What should be the ideal constraint for calculating weighted loss?

Jimut123 · June 24, 2022, 11:33am

We can calculate weighted loss by defining a custom loss like this:

custom_loss = l_1 * loss_1 + l_2 * loss_2 + …. + l_N * loss_N

Say we are using loss_1 as MAE and loss_2 as MSE, etc.

I wanted to know that, should the constraint for l_i’s always needs to be 1 for weighted average?

l_1 + l_2 + … + l_N = 1

Or it could be greater than 1?

What are the pros and cons for choosing a value larger than 1?

Also note that I will be using Adam optimizer for this purpose.

ptrblck · June 25, 2022, 6:46am

I think the weighting can sum to any value and would just scale the loss and thus the gradients.
If you’ve adapted the learning rate already to the loss scale you might want to keep the sum of the weights as 1 to avoid scaling it further.

Jimut123 · June 25, 2022, 7:08am

Great, thanks for the reply.
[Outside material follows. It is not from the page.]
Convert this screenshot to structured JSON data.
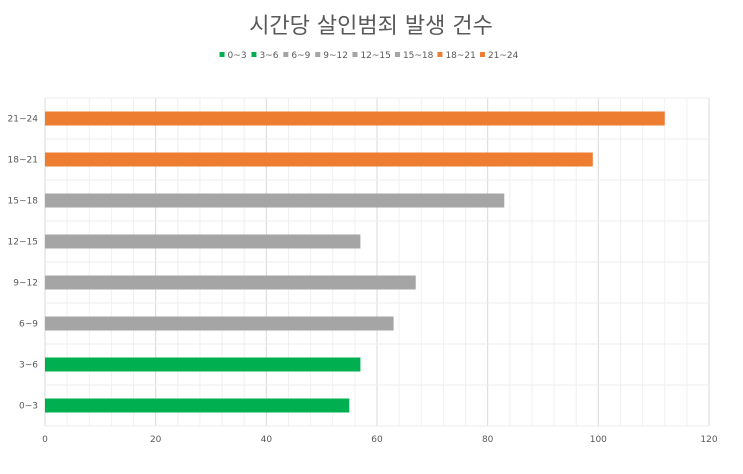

I was thinking of doing Bayesian optimization for finding the optimal weights of combined loss functions. I was worried about the domains, some researchers used 10^5 as constraints somewhere, and I was thinking if there is some standard constraints. So, increasing the constants will just increase the gradients. Hence, it is better to keep the constraints convex.

Also, in case of very deep architectures, will it be convenient to use number greater than 1 to minimize the vanishing gradient problem? Or it will be okay to keep the sum of the constrains = 1?